“What are you looking so uptight about?” Greg had been watching her as she thought, and she was wearing an ominous frown. She usually looked like that when she was plotting against some poor slob she had the hots for. But she only shook the long red hair back now, and shrugged. She hadn't told anyone what she was going to do. They would just give her a hard time. Greg would try and talk her into being a physical therapist, or an acrobat, or getting a dumb athletic scholarship somewhere, Vanessa would try and talk her into going to school in the East with her, Lionel would have some other dumb idea, like going to UCLA because he did. Mom would make speeches about education, Dad would tell her how bad makeup was for her skin, and Anne would look at her as though she were a freak. She knew all of them too well after sixteen years of living with them.
“I was just thinking about last night.” She lied and he lay back in the hot sun again.
“Yeah … it was the best.” It occurred to him then to ask what had happened to his date.
“Dad took her home. She almost threw up in his car.” Val grinned and he laughed.
“Christ, he didn't say a word.”
“Lucky it wasn't one of us, he'd have had a fit.” They both laughed and Anne wandered by on her way to the swing with a book.
Where you going, squirt?” Greg squinted at her in the sun, noticing what a trim figure she was getting in a bathing suit. Her waist seemed to be shrinking by the hour and he could have gotten both hands around it, and her breasts were almost as big as Val's. Their little sister was getting all grown up, but she wasn't the kind of kid you could say something about it to. She was the most restrained of all of them, and she never gave him the impression that she liked any of them much, except Lionel of course. It seemed to Greg that they had barely heard her speak since their older brother moved out. “Where you going, kid?” He repeated the question as she walked past them expressionlessly. She never had anything much to say to Greg. She had never liked sports and she always thought his girlfriends were dumb. And she had her worst fights with Val, who glared at her ominously now. She thought Anne's bathing suit looked suspiciously like one of her own, but she wasn't quite sure, and Anne could feel her eyes examining her.

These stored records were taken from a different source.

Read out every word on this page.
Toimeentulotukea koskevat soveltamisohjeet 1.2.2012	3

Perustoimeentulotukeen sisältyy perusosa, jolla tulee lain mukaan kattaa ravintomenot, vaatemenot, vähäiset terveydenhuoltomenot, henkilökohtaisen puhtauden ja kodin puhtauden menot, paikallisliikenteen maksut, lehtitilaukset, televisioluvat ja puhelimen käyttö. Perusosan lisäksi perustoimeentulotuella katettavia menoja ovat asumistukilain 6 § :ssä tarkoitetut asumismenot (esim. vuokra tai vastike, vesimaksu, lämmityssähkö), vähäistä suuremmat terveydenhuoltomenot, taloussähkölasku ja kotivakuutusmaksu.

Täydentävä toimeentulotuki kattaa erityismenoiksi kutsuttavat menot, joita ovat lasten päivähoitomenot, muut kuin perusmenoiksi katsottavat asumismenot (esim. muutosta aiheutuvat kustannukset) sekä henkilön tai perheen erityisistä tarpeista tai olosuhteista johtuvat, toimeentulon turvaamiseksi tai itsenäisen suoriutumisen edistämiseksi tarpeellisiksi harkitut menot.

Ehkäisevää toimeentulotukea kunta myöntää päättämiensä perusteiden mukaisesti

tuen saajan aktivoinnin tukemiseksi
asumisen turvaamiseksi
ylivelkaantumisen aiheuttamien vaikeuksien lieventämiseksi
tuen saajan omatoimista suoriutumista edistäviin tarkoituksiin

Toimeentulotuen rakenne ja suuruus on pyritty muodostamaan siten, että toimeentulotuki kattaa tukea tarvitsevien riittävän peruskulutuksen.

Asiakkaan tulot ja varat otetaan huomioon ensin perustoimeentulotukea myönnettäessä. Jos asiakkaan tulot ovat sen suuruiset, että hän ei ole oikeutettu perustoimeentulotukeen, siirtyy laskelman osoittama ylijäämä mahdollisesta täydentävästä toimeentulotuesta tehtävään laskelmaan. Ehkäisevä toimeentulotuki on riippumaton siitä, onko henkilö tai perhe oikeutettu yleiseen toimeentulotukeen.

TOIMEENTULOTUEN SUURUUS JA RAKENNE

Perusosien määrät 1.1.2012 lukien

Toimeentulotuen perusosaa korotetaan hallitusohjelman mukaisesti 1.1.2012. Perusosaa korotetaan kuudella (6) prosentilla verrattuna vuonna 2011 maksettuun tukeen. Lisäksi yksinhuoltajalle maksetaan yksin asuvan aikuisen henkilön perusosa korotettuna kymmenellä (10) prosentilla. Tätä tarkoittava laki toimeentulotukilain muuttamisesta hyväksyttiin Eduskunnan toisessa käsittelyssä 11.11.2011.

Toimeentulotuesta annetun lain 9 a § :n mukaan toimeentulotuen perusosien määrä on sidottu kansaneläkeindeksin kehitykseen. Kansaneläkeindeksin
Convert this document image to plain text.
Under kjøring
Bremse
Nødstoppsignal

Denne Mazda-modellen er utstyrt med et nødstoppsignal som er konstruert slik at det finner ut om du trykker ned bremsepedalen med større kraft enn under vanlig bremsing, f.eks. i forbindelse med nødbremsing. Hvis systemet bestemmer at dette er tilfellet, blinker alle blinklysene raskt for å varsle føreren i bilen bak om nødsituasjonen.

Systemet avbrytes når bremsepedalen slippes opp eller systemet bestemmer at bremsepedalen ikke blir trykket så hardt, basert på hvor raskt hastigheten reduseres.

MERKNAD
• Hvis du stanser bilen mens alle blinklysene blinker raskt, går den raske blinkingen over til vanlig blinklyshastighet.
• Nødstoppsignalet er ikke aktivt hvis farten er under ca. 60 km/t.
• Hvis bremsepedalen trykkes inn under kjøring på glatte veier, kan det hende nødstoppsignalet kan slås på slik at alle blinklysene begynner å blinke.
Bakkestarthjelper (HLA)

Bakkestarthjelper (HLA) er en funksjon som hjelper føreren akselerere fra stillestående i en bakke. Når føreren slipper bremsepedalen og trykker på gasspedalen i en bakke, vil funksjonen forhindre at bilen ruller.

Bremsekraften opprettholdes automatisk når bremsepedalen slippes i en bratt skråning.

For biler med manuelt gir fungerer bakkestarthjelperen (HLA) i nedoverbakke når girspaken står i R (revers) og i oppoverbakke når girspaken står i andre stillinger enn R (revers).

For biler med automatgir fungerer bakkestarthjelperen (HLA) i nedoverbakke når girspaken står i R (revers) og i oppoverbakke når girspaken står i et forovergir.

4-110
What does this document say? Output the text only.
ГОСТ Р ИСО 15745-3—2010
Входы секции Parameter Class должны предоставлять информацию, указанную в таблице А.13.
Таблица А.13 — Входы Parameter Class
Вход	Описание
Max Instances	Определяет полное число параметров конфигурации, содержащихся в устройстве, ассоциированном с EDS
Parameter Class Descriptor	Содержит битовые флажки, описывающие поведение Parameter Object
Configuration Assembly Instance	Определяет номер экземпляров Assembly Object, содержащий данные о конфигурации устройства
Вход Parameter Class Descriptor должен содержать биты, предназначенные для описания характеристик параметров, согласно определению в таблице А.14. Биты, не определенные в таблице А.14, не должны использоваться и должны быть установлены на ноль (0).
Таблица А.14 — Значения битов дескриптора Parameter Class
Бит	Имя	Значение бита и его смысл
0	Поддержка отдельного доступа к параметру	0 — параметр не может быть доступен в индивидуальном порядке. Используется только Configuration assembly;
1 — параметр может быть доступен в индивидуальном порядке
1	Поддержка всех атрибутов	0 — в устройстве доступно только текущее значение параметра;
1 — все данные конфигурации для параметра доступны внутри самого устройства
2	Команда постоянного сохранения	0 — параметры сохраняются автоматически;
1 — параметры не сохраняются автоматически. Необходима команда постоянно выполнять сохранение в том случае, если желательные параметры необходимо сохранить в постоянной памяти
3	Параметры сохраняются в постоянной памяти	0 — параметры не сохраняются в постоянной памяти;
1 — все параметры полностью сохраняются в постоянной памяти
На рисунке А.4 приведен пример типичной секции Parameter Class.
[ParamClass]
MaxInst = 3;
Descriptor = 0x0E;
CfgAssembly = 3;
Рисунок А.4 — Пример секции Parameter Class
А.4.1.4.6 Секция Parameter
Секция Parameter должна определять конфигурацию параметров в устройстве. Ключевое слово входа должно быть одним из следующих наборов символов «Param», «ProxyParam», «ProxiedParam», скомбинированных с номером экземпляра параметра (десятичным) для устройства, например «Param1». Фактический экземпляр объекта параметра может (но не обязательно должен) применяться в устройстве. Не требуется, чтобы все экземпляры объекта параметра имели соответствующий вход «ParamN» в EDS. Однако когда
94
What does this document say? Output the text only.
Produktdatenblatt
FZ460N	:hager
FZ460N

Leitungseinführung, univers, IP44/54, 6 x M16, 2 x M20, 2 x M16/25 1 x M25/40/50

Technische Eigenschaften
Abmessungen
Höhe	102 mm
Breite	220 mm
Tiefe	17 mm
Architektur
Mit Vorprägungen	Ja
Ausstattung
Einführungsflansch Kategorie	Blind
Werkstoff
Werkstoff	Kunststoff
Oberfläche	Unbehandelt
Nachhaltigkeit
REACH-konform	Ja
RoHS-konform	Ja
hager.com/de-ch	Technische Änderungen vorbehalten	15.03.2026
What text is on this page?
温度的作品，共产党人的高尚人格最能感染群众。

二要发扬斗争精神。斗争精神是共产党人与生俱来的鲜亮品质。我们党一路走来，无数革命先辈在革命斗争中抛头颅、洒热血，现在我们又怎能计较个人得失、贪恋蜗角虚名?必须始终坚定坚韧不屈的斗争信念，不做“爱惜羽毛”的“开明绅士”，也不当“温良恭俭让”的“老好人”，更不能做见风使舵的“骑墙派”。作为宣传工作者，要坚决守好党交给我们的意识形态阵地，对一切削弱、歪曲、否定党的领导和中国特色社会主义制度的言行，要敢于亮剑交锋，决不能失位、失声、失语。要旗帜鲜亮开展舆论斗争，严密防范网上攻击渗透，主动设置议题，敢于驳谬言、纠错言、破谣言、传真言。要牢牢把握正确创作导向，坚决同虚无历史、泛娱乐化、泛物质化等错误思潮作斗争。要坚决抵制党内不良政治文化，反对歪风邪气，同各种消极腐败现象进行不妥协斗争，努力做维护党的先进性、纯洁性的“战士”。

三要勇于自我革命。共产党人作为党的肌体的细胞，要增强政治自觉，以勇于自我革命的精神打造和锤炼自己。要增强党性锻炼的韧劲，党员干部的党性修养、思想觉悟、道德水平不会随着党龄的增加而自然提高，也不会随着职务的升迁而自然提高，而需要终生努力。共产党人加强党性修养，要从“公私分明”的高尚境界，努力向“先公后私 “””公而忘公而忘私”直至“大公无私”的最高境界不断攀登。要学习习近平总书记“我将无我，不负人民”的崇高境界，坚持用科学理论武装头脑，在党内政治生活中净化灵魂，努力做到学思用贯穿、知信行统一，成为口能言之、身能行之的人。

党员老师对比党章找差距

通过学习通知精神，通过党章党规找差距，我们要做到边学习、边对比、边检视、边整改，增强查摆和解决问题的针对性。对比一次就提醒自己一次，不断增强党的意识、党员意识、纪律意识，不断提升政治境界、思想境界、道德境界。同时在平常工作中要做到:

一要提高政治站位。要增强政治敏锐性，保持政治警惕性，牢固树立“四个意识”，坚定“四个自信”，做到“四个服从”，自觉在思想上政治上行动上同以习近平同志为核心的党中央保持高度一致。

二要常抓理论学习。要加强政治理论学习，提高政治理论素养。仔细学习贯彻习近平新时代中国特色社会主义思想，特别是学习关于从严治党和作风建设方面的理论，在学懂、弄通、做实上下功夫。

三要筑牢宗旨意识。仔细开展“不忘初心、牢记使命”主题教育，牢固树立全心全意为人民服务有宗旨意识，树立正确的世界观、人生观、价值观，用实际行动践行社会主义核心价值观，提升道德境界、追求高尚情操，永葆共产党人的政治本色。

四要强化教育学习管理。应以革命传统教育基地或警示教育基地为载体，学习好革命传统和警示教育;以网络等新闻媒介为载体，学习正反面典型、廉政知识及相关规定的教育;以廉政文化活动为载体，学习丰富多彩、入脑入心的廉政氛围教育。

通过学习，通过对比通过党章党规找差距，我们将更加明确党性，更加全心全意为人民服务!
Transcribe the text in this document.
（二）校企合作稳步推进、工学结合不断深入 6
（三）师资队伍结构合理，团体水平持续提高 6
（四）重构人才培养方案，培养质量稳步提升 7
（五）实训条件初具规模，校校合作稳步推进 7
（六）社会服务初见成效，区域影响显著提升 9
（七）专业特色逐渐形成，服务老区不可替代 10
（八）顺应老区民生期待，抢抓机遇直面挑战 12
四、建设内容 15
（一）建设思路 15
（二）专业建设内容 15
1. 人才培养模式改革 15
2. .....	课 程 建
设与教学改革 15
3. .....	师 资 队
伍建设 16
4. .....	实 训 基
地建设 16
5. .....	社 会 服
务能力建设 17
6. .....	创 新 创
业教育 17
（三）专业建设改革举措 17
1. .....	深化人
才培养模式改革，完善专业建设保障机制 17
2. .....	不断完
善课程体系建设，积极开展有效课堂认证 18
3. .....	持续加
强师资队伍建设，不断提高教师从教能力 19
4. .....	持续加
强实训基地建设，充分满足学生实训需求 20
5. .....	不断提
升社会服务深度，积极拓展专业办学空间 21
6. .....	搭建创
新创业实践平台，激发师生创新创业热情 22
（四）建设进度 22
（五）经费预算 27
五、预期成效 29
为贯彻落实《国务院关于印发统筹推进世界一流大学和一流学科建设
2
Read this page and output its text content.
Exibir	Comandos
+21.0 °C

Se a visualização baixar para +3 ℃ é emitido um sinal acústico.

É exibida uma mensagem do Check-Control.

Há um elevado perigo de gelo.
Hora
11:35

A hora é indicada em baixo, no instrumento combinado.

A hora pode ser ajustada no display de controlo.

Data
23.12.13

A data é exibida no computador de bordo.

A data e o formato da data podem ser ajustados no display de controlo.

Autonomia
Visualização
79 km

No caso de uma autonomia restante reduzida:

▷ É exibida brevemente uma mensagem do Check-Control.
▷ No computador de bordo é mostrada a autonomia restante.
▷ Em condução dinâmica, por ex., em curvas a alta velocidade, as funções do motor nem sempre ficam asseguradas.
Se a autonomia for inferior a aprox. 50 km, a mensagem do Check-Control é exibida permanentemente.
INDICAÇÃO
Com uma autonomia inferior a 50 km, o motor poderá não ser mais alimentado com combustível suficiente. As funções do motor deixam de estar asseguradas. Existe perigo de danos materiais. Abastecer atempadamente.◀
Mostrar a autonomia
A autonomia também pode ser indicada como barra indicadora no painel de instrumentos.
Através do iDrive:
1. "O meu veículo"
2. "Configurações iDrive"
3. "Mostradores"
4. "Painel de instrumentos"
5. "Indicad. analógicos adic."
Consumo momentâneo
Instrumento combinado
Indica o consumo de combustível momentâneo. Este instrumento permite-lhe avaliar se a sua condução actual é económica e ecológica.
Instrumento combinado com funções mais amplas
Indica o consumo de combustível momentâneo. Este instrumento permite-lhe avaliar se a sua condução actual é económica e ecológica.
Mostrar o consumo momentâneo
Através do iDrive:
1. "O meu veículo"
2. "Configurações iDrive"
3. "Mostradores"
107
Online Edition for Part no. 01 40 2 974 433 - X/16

“Nowhere.” She walked past them without saying another word, holding tight to her book, as Greg whispered to Val once she was past:
“She's a weird kid, isn't she, Val?”
“Yeah, I guess.” Val wasn't interested. She had just figured out that the bathing suit wasn't hers. Hers didn't have a yellow stripe down the sides.
“Growing up a lot though. Did you see those tits?” He laughed. “They're almost as big as yours.”
“Yeah? So what?” Val sucked in her already flat stomach as she stood up and pushed out her breasts. “She's got short legs anyway.” And she didn't look like any of them. Her looks had never been as striking as the other four. But Val looked at her own legs now, trying to decide if she had taken enough sun for one day. If she took too much, she'd burn, although she had more tolerance than most redheads. She noticed that Greg was already starting to fry. “You better watch out. You're turning red.”
“I'll go inside in a little while. John said he'd come by, and I want to go downtown to get extra floor mats for my car.”
“What about Joan?” She had been the little blonde her father had had to escort home the night before. She had the biggest boobs Val thought she'd ever seen. They were almost gross, and everyone in school said she was an easy lay. And that seemed to suit Greg perfectly.
“I'm seeing her tonight.” He had been sleeping with her for the last two months, ever since they'd heard about his football scholarship to the University of Alabama.
“Are you doubling with John?” She knew he had no special girlfriend, and she was always hoping to be asked to be his date, but Greg had never suggested it, and neither had John.
“No. He said he had other plans.” He glanced at Val. “Why? You got the hots for him, little Sis?” He was the worst tease of all, and in years past they had had some almost lethal fights. He loved to bait her, and she always went for it, as she was about to now.
“Hell, no. I just wondered. I've got a date.” She lied again.
“With who?” He knew her better than that.
“None of your business.”
“That's what I thought.” He lay back with a grin and she wanted to strangle him, as Anne watched them silently from her distant hiding place in the old swing. “You don't have a date with anyone, smartass.”
“The hell I don't. I have a date with Jack Barnes.”
“Bullshit. He's going steady with Linda Hall.”
“Well,” her face was bright red and not from the sun, and from the distance, Anne could tell she had just told a lie … she knew them all so well, better than they knew her, “maybe he's cheating on her.”
Greg sat up and stared at his sister carefully. “Not unless you're putting out the way she is, Sis. Which brings up a question I've been meaning to ask … are you?”